Ia menjelaskan, mekanisme pengawasan merger di Indonesia memang masih menganut sistem post-merger notification, yakni kewajiban pemberitahuan dilakukan setelah transaksi penggabungan resmi terjadi. Skema ini mengacu pada Undang-Undang Nomor 5 Tahun 1999 tentang larangan praktik monopoli dan persaingan usaha tidak sehat.

“Karena sistemnya masih post-notifikasi, maka perusahaan baru wajib melapor setelah merger dilakukan,” jelasnya.

Meski demikian, Eugenia menegaskan bahwa KPPU sangat terbuka untuk konsultasi awal apabila perusahaan ingin berdiskusi sebelum mengambil keputusan strategis seperti merger. Praktik ini, kata dia, lazim dilakukan oleh banyak perusahaan besar untuk memastikan rencana bisnis mereka tetap sejalan dengan aturan persaingan usaha.

“Biasanya perusahaan-perusahaan yang mau merger datang dulu ke KPPU untuk konsultasi,” tambahnya.

Terkait kekhawatiran publik soal potensi dominasi pasar jika merger benar-benar terjadi, KPPU mengingatkan bahwa perusahaan hasil penggabungan wajib mematuhi seluruh regulasi persaingan usaha, termasuk menjaga keseimbangan pasar dan kesejahteraan mitra pengemudi.

Bahkan, Eugenia memastikan pengawasan KPPU justru akan lebih ketat dan intensif apabila merger Grab–GoTo terealisasi.

“Kalau market share-nya besar, pengawasan pasti lebih intens.
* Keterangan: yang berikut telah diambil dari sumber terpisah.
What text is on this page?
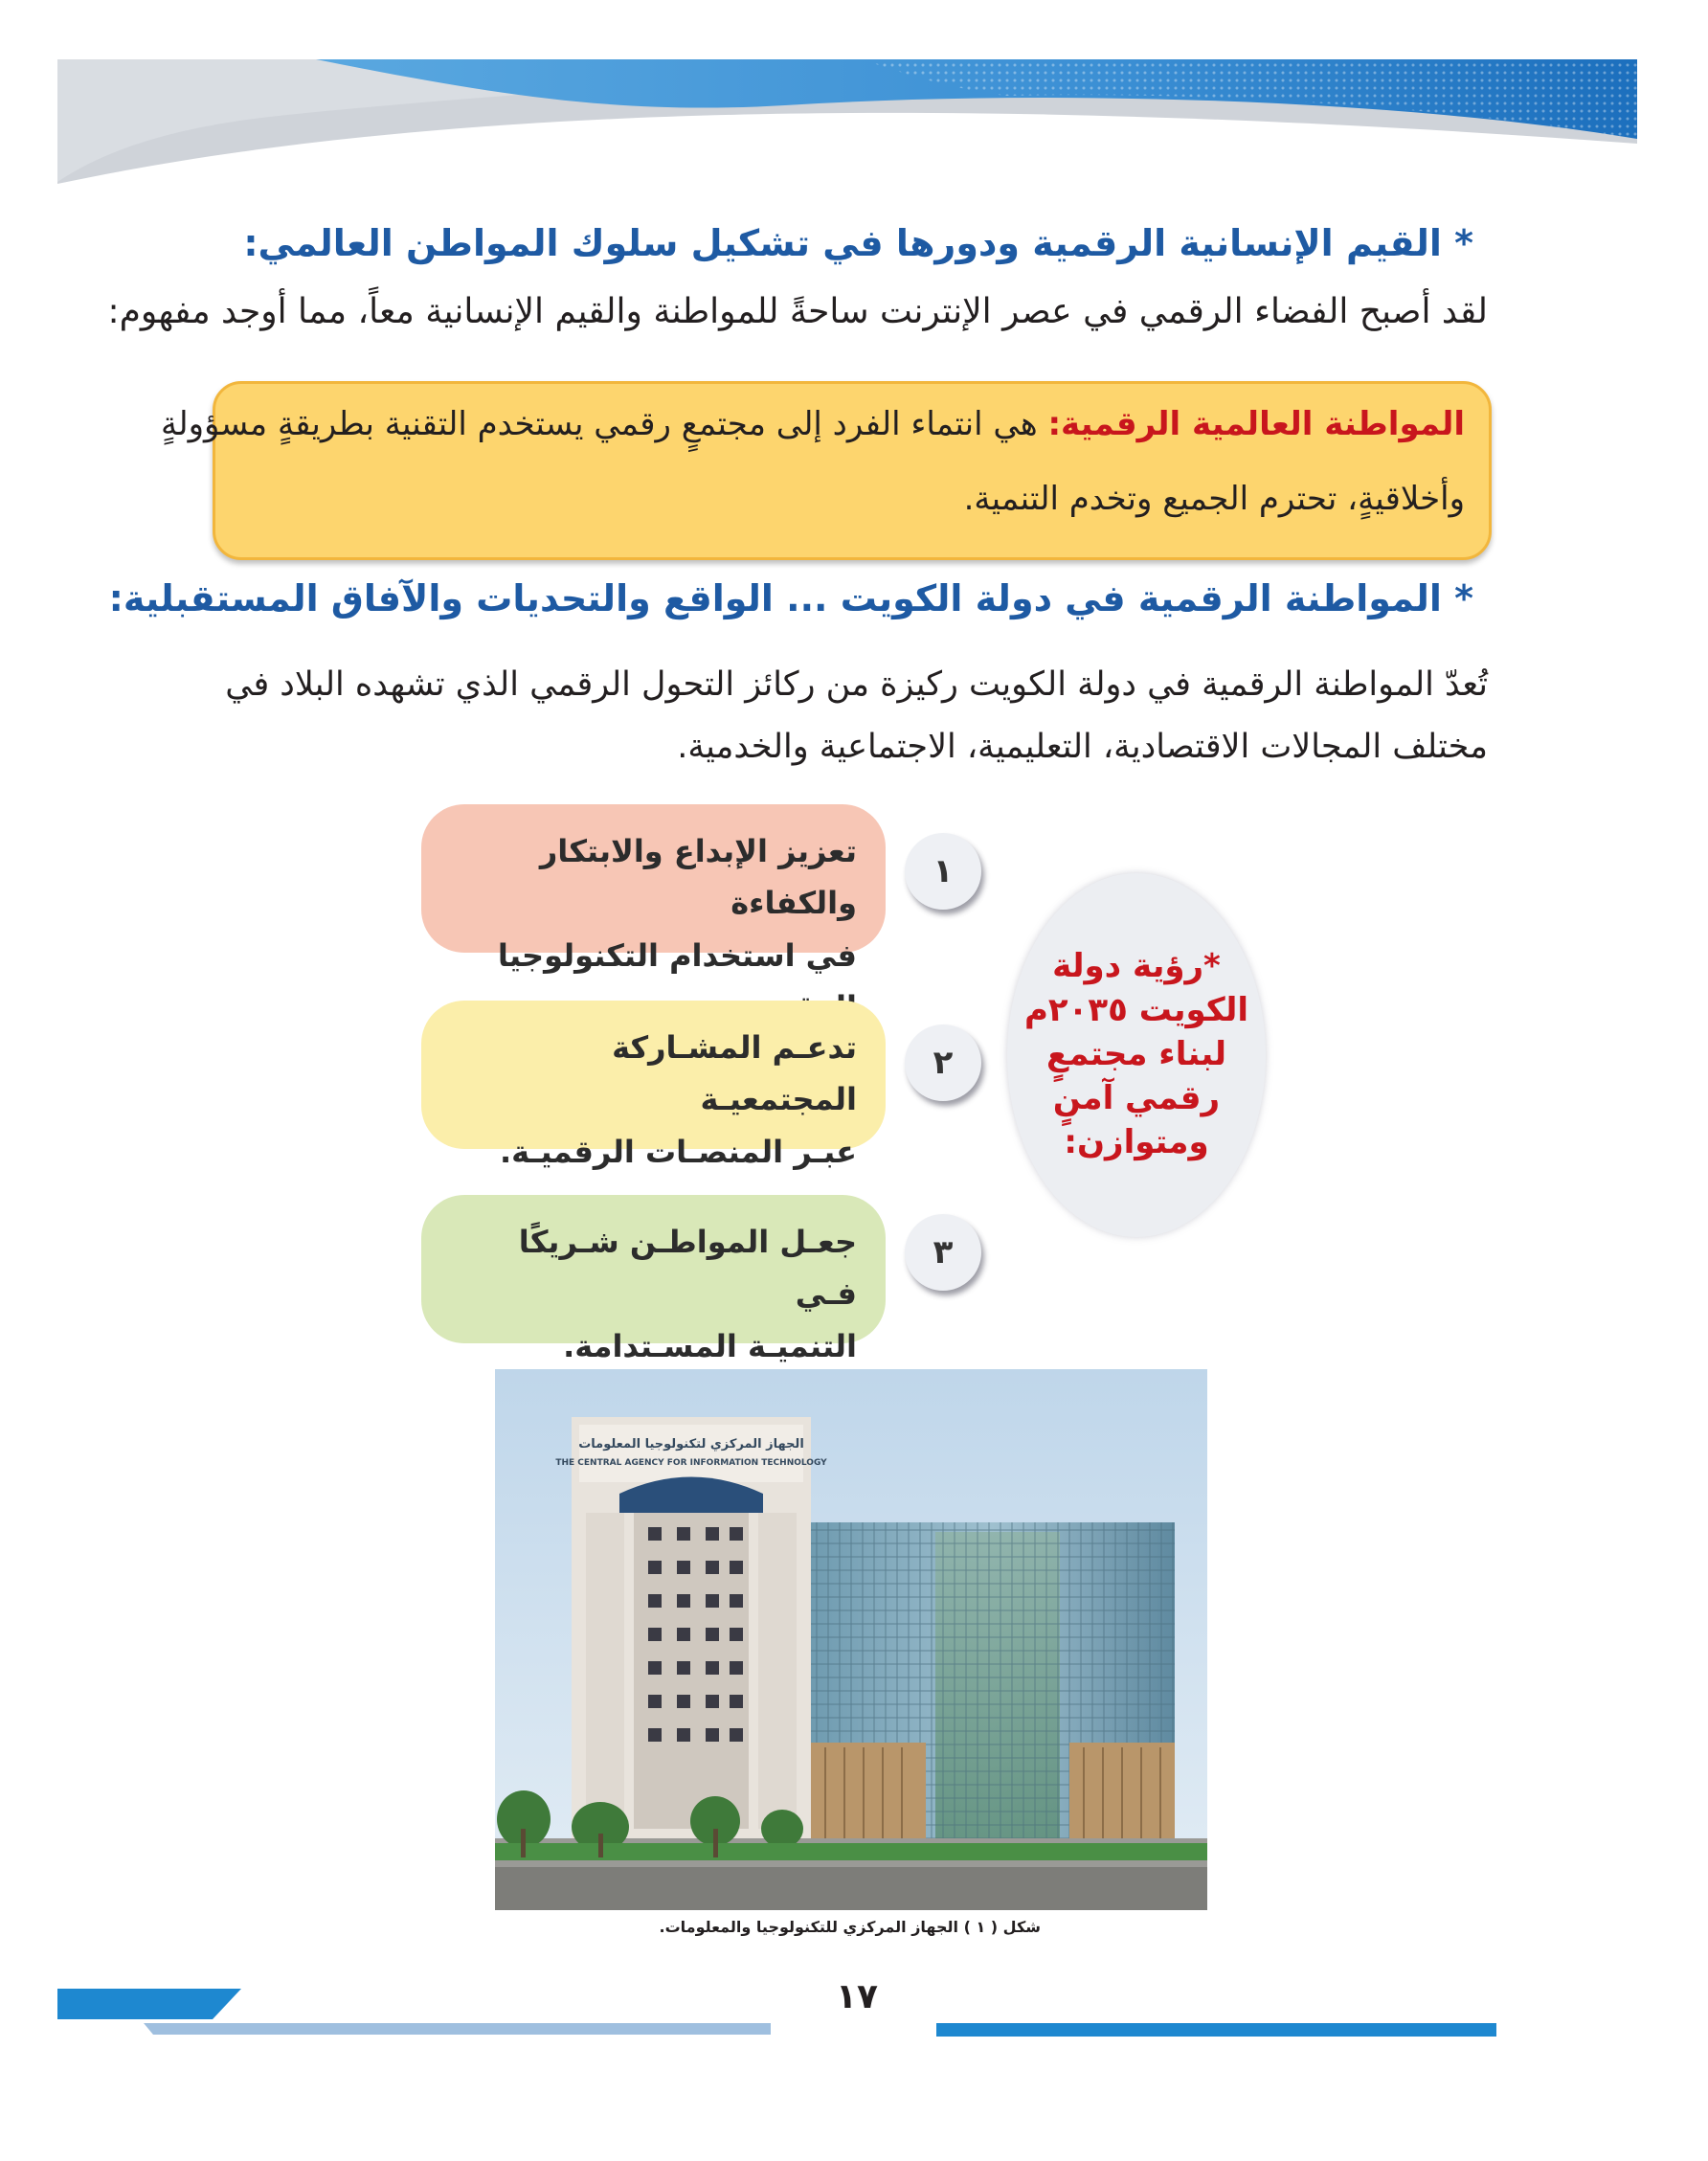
* القيم الإنسانية الرقمية ودورها في تشكيل سلوك المواطن العالمي:
لقد أصبح الفضاء الرقمي في عصر الإنترنت ساحةً للمواطنة والقيم الإنسانية معاً، مما أوجد مفهوم:
المواطنة العالمية الرقمية: هي انتماء الفرد إلى مجتمعٍ رقمي يستخدم التقنية بطريقةٍ مسؤولةٍ
وأخلاقيةٍ، تحترم الجميع وتخدم التنمية.
* المواطنة الرقمية في دولة الكويت ... الواقع والتحديات والآفاق المستقبلية:
تُعدّ المواطنة الرقمية في دولة الكويت ركيزة من ركائز التحول الرقمي الذي تشهده البلاد في
مختلف المجالات الاقتصادية، التعليمية، الاجتماعية والخدمية.
تعزيز الإبداع والابتكار والكفاءة
في استخدام التكنولوجيا
تدعـم المشـاركة المجتمعيـة
عبـر المنصـات الرقميـة.
جعـل المواطـن شـريكًا فـي
التنميـة المسـتدامة.
١
٢
٣
*رؤية دولة
الكويت ٢٠٣٥م
لبناء مجتمعٍ
رقمي آمنٍ
ومتوازن:
الجهاز المركزي لتكنولوجيا المعلومات
THE CENTRAL AGENCY FOR INFORMATION TECHNOLOGY
شكل ( ١ ) الجهاز المركزي للتكنولوجيا والمعلومات.
١٧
Bahkan pelanggaran kecil, atau penurunan kesejahteraan pengemudi, akan lebih cepat terdeteksi,” tegasnya dikutip Antara.

Sebelumnya, Menteri Investasi dan Hilirisasi/Kepala BKPM yang juga CEO Danantara Indonesia, Rosan Roeslani, mengonfirmasi bahwa proses penggabungan antara GoTo dan Grab masih berlangsung.

“Masih berjalan,” ujar Rosan di Jakarta, Kamis (27/11/2025).

Ia juga menyebut Danantara Indonesia mengikuti arahan dan masukan pemerintah terkait potensi keterlibatan dalam rencana merger dua raksasa layanan transportasi dan teknologi digital tersebut.